Mas gosto de olhar esse debate sob a perspectiva do combate à pobreza, porque quando a gente fala sobre as populações mais vulnerabilizadas indo à COP, os mais diversos países trazendo suas delegações, o que se chama hoje de crise climática é consequência da colonização global e da maneira como a gente está organizado política e economicamente.

O que acho que vai haver de legado é um chamado, é um pedido por um pacto de todos os detentores desse sistema de poder, que são as corporações e os governos, para que haja um compromisso na defesa dos direitos humanos, na defesa das condições mínimas de dignidade humana para todas as pessoas

Não tem como falar desse tema sem encarar esse legado histórico da colonização. Então, reparação histórica está imbuída nesse combate à pobreza. E não consigo deixar de pensar em relação à COP30 sem pensar nas eleições do ano que vem.

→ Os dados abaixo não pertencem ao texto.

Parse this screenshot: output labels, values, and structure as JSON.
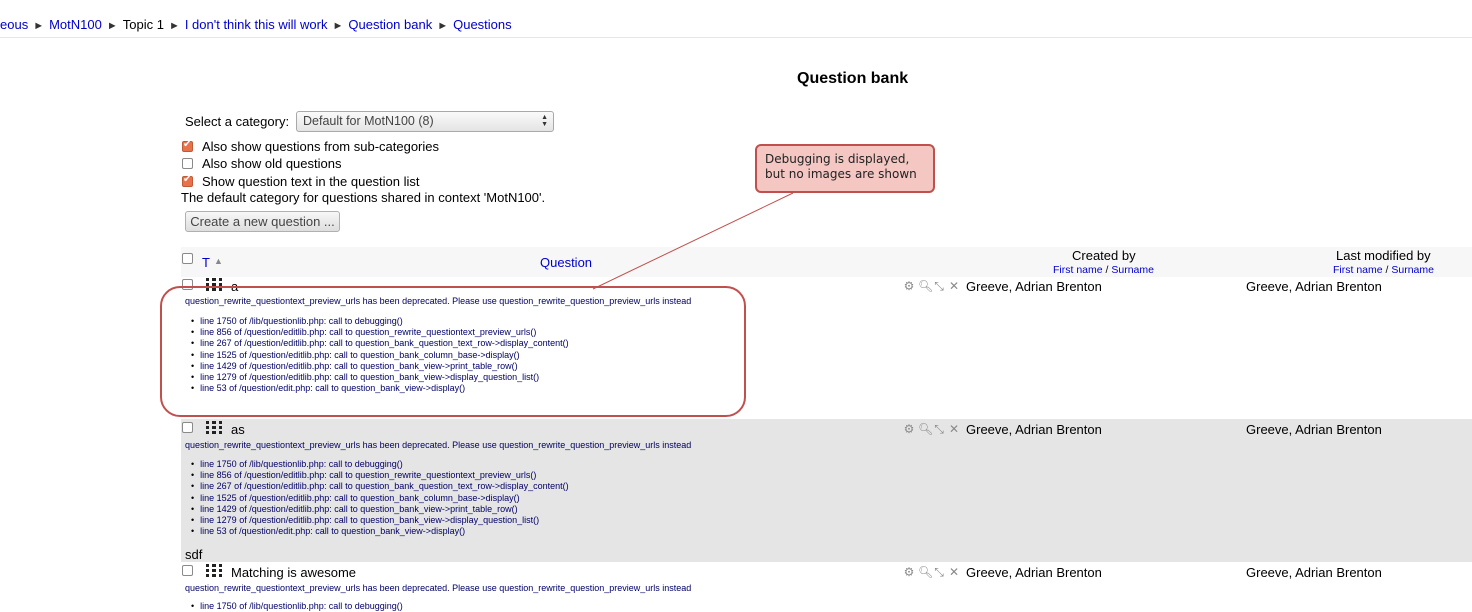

A gente está vivendo, na comunicação política, capturas de narrativas para viabilizar as eleições e os movimentos de democracia representativa. Porque os sistemas de poder estão em todos os lugares, nos mais diversos espaços.

Enquanto sociedade, precisamos ficar atentos a essas capturas das narrativas, não só das populações mais vulnerabilizadas, nos interesses das pessoas na sua maioria, mas também na captura e na transformação de narrativas corporativas e governamentais, olhando essa manutenção do sistema do poder 

O sistema do poder precisa mudar. A gente tem [visibilidade] grande da democracia representativa, mas precisamos olhar com muito carinho a democracia cidadã, a participativa, aquela da qual todos fazemos parte – e aquilo que a gente consegue fazer.

Tem um termo que se fala muito: a depressão [climática, por conta da] austeridade que a crise climática trouxe para nós, uma espécie de tristeza contínua… É tudo tão grande, enorme, difícil que a gente está adoecendo vendo tanto problema. A gente fica triste olhando as notícias, olhando o que o algoritmo traz pra gente dentro das redes.

Parte desse processo do fortalecimento da base, que eu tanto acredito, está no reconhecimento de que cada um de nós tem, sim, a possibilidade de mudar e transformar o que está ao nosso redor. E é isso que a gente tem que reconhecer como pessoa cidadã: a nossa cidadania faz diferença, sim

Não é que sozinha a pessoa consumidora vai conseguir mudar toda a gestão de resíduos sólidos. Mas acho que a gente precisa ter esperança de que o papel de cada um, dentro dessa história que a gente chama de Brasil, tem importância, faz diferença.

Precisamos tirar os olhares das telas e olhar mais para as pessoas ao nosso redor, com carinho e respeito e vontade de aprender, de estar junto, de se relacionar de uma maneira saudável, positiva e afetuosa.

O termo que aprendi de uma agricultora familiar de Brasília é que a gente precisa “esperançar” mais. Esperançar mais é olhar muito mais as pessoas ao nosso redor 

Que bom que a gente vai ter uma COP aqui, mas vamos ficar atentos para que esse universo todo de debates tão complicados consiga [fortalecer o] cuidado com as pessoas, com o outro.